From websurfer: I really like that genre…that hippie, sunflower on the long hair, bare naked Yoko and John Lennon, very rebellious yet wants peace, the Janis Joplin, Hendrix era... the music was original and classic... well except for the puffing and drugs part... and I wasn’t born yet during that time...
From bladerunner: Because of this article, na-intrigue tuloy ako. I have to look for the Tapestry CD. I know the individual songs but until today, never really knew that they’re all in one album. Now I’m no longer surprised with the awards and the attention that Tapestry received and continues to receive.
From JoseParco: Thanks mucho. Each of the songs you mentioned are my faves. The lyrics are so very profound. Methinks there will never be anything close to this anymore.
From morpheus: Saw her (Carole) on BBC Breakfast promoting this album. Her voice is still great, parang di tumanda.
From howlindave: Tapestry was one of the best albums in the ‘70s… the greatest years in the field of rock music… almost all of the great rock hall of famers were very active in that era. Another great female songwriter of that era is Carly Simon… whose song You’re so vain/ you think this song is about you… in referring to Mick Jagger, was a Billboard hit together with another classic, A Legend in her Own Time.
From Bonny S: Have you found out who the guy was in Carly’s You’re So Vain?
From J. Jeanie: Please tell howlindave, it wasn’t Mick. It was Warren Beatty. Kung ako rin si Carly, I would also write a song about Warren. The Warren of those days of course.
From angelbaby: Does the book (Girls Like Us, Carole King, Joni Mitchell, Carly Simon and the Journey of a Generation by Sheila Weller) say kung sino si You’re So Vain? Etc..
The column was about Carole but along with all those messages extolling the virtues of Tapestry came a lot of feedback about Carly and particularly about You’re So Vain. Must be due to the gossip that resides in all of us. That is the only reason I can think of for so much interest in a 37-year-old song. Like, this is not a case like who really killed Ninoy Aquino.
Simon in the ‘70s was a hot singer-composer with Grammys, Oscars and other awards in her resume. She, along with Carole and her husband James Taylor were the leading proponents of the new sound of the time. Aside from You’re So Vain, among her other hits were Anticipation, That’s the Way I Always Heard It Should Be, Nobody Does It Better and You Belong to Me.
Smart, glamorous and sexy Carly is from a moneyed New York and counted Jackie O among her friends. She wrote You’re So Vain in 1972. I do not know how the legend about the man behind the song started but it has stayed alive after all these years. And nobody still has the right answer.

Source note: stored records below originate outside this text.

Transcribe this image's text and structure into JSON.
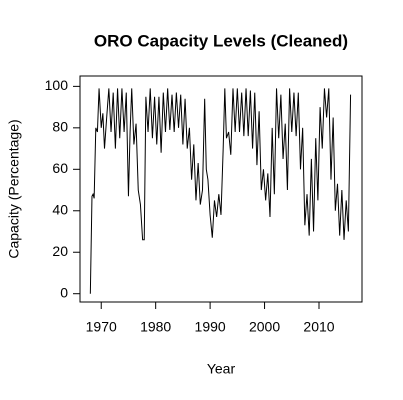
{
  "chart_data": {
    "type": "line",
    "title": "ORO Capacity Levels (Cleaned)",
    "x_label": "Year",
    "y_label": "Capacity (Percentage)",
    "color": "#000000",
    "xlim": [
      1966.1,
      2017.9
    ],
    "ylim": [
      -4,
      105
    ],
    "xticks": [
      1970,
      1980,
      1990,
      2000,
      2010
    ],
    "yticks": [
      0,
      20,
      40,
      60,
      80,
      100
    ],
    "x": [
      1968.0,
      1968.3,
      1968.5,
      1968.7,
      1969.0,
      1969.3,
      1969.6,
      1970.0,
      1970.3,
      1970.6,
      1971.0,
      1971.4,
      1971.8,
      1972.2,
      1972.6,
      1973.0,
      1973.4,
      1973.8,
      1974.2,
      1974.6,
      1975.0,
      1975.3,
      1975.6,
      1976.0,
      1976.4,
      1976.8,
      1977.2,
      1977.6,
      1977.9,
      1978.2,
      1978.6,
      1979.0,
      1979.4,
      1979.8,
      1980.2,
      1980.6,
      1981.0,
      1981.4,
      1981.8,
      1982.2,
      1982.6,
      1983.0,
      1983.4,
      1983.8,
      1984.2,
      1984.6,
      1985.0,
      1985.4,
      1985.8,
      1986.2,
      1986.6,
      1987.0,
      1987.4,
      1987.8,
      1988.2,
      1988.6,
      1989.0,
      1989.3,
      1989.6,
      1990.0,
      1990.4,
      1990.8,
      1991.2,
      1991.6,
      1992.0,
      1992.4,
      1992.7,
      1993.0,
      1993.4,
      1993.8,
      1994.2,
      1994.6,
      1995.0,
      1995.4,
      1995.8,
      1996.2,
      1996.6,
      1997.0,
      1997.4,
      1997.8,
      1998.2,
      1998.6,
      1999.0,
      1999.4,
      1999.8,
      2000.2,
      2000.6,
      2001.0,
      2001.4,
      2001.8,
      2002.2,
      2002.6,
      2003.0,
      2003.4,
      2003.8,
      2004.2,
      2004.6,
      2005.0,
      2005.4,
      2005.8,
      2006.2,
      2006.6,
      2007.0,
      2007.4,
      2007.8,
      2008.2,
      2008.6,
      2009.0,
      2009.4,
      2009.8,
      2010.2,
      2010.6,
      2011.0,
      2011.4,
      2011.8,
      2012.2,
      2012.6,
      2013.0,
      2013.4,
      2013.8,
      2014.2,
      2014.6,
      2015.0,
      2015.4,
      2015.8
    ],
    "values": [
      0,
      47,
      48,
      46,
      80,
      78,
      99,
      80,
      87,
      70,
      85,
      99,
      78,
      97,
      70,
      99,
      75,
      99,
      78,
      97,
      47,
      78,
      99,
      72,
      82,
      50,
      43,
      26,
      26,
      95,
      78,
      99,
      75,
      95,
      72,
      95,
      68,
      97,
      78,
      99,
      79,
      96,
      78,
      97,
      80,
      96,
      72,
      94,
      70,
      80,
      55,
      72,
      45,
      63,
      43,
      50,
      94,
      60,
      55,
      38,
      27,
      45,
      37,
      48,
      38,
      70,
      99,
      75,
      78,
      67,
      99,
      78,
      99,
      78,
      97,
      76,
      99,
      76,
      98,
      70,
      97,
      62,
      88,
      50,
      60,
      45,
      58,
      37,
      80,
      48,
      99,
      75,
      96,
      65,
      82,
      50,
      99,
      78,
      97,
      76,
      97,
      60,
      80,
      33,
      48,
      28,
      65,
      30,
      75,
      45,
      90,
      70,
      99,
      85,
      99,
      55,
      85,
      40,
      53,
      28,
      50,
      26,
      45,
      30,
      96
    ]
  }
}
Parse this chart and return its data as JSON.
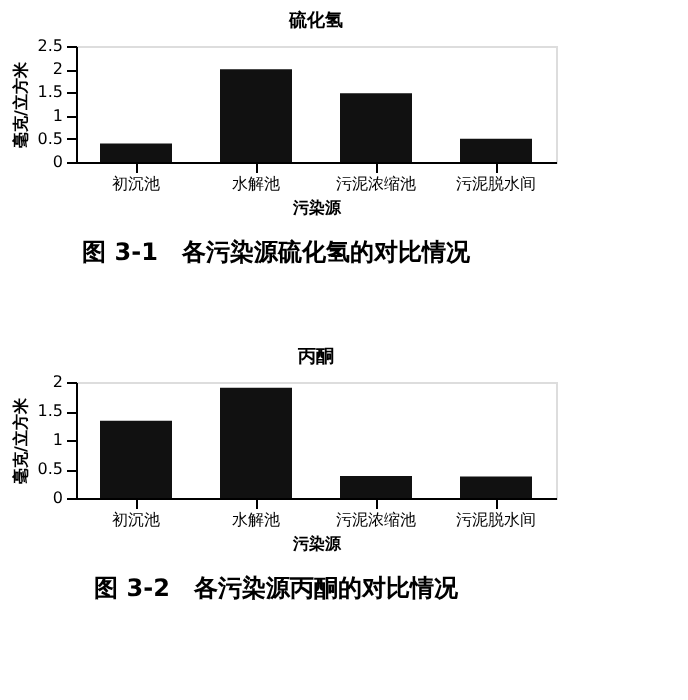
{
  "chart_data": [
    {
      "type": "bar",
      "title": "硫化氢",
      "xlabel": "污染源",
      "ylabel": "毫克/立方米",
      "categories": [
        "初沉池",
        "水解池",
        "污泥浓缩池",
        "污泥脱水间"
      ],
      "values": [
        0.4,
        2.0,
        1.48,
        0.5
      ],
      "color": "#111111",
      "ylim": [
        0,
        2.5
      ],
      "yticks": [
        0,
        0.5,
        1,
        1.5,
        2,
        2.5
      ],
      "grid": false,
      "annotations": [
        "图 3-1　各污染源硫化氢的对比情况"
      ]
    },
    {
      "type": "bar",
      "title": "丙酮",
      "xlabel": "污染源",
      "ylabel": "毫克/立方米",
      "categories": [
        "初沉池",
        "水解池",
        "污泥浓缩池",
        "污泥脱水间"
      ],
      "values": [
        1.33,
        1.9,
        0.38,
        0.37
      ],
      "color": "#111111",
      "ylim": [
        0,
        2
      ],
      "yticks": [
        0,
        0.5,
        1,
        1.5,
        2
      ],
      "grid": false,
      "annotations": [
        "图 3-2　各污染源丙酮的对比情况"
      ]
    }
  ]
}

The closest answer I found is in a book, Uncle John’s Bathroom Reader Plunges into Music that my good friend Shirley Kuan brought back from the States. It is loaded with facts, like how ragtime started, trivia, like whom the later disgraced Milli Vannili defeated at the Grammys and other items. Among these is an update on You’re So Vain in a section about burning questions about famous songs.
It asks: Will we ever find out who’s You’re So Vain. Answer: Probably. In 2003, Simon donated a dinner date and the answer to who’s so vain to a charity auction. Winner was NBC executive Dick Ebersol who put up a $50,000 bid but he was sworn to secrecy and allowed to give only one clue. There is an e in the name of the vain one.
That eliminated Carly’s former fiancé, the British playboy William Donaldson. Left were Jagger, Beatty, Kris Kristofferson and Taylor. A year later Carly added the letter A to the clue, which got rid of Kristofferson. She has played up this game over the years, so she might just drop another clue one of these days.